To get started quick NervesHub can create a certificate and key for you signed by a NervesHub CA, but eventually you will probably want to switch to a custom CA. This does a couple things for you:

  • eases manufacturing
  • you retain full control over the trust chain
  • you can use the same CA for multiple things where it makes sense, for example if you wanted to leverage both AWS IoT Core and NervesHub while only managing a single device certificate
  • you can leverage a CA external to NervesHub, be it your own custom CA, or a well known one like Amazon

In order to setup JITP with NervesHub one must:

  • register a custom CA certificate
  • ensure device certificates have an Authority Key Identifier pointing at the custom CA certificate
  • provide the custom CA certificate on request
  • still provide the NervesHub CA certificates

Going forward when an unprovisioned device attempts to connect to the NervesHub service the following will happen:

  • a Device will be created
  • an associated DeviceCertificate will be created

At this point the device has become a Device and it can communicate with NervesHub.

Closing Thoughts

Nerves allows one to start writing firmware quickly. Effortlessly transitioning from no hardware, to super early dev boards, and finally to production quality devices all while abstracting you to the high level land of Elixir when you want it but also allowing you to reach down and mess with the metal when you need it.

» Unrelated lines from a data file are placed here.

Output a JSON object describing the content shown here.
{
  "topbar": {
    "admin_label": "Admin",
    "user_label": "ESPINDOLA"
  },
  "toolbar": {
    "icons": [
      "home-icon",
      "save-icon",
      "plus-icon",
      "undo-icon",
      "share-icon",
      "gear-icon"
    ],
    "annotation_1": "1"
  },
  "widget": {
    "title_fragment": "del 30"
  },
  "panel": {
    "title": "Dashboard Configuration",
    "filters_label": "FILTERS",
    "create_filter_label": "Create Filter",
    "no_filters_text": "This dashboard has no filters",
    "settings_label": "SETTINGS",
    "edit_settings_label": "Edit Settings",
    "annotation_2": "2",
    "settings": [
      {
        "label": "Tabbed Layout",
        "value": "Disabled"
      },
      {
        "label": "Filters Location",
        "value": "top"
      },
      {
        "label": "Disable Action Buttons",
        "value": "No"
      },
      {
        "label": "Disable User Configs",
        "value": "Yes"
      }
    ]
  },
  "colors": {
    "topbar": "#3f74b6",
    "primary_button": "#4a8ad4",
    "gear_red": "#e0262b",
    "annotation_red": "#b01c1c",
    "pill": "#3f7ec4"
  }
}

Writing firmware in Elixir allows you to leverage high level abstractions, the fault tolerance and low-latency inherent to OTP and the Erlang VM, and the efforts of the Elixir maintainers to make the development experience as quick and productive as possible. NervesHub makes it trivial to manage the full firmware lifecycle from design to: implementation, upload to a centralized point of access and management, and finally to complex and dynamic distribution of that firmware to devices.

AWS IoT Core lets you scale to billions of devices and trillions of messages effortlessly, and react to messages from your devices in powerful ways conveniently leveraging pre-built actions into other AWS services or reaching out through the invocation of a lambda to a more complex series of reactions including those external to Amazon.

Together, these tools allow productive development of robust and scalable software.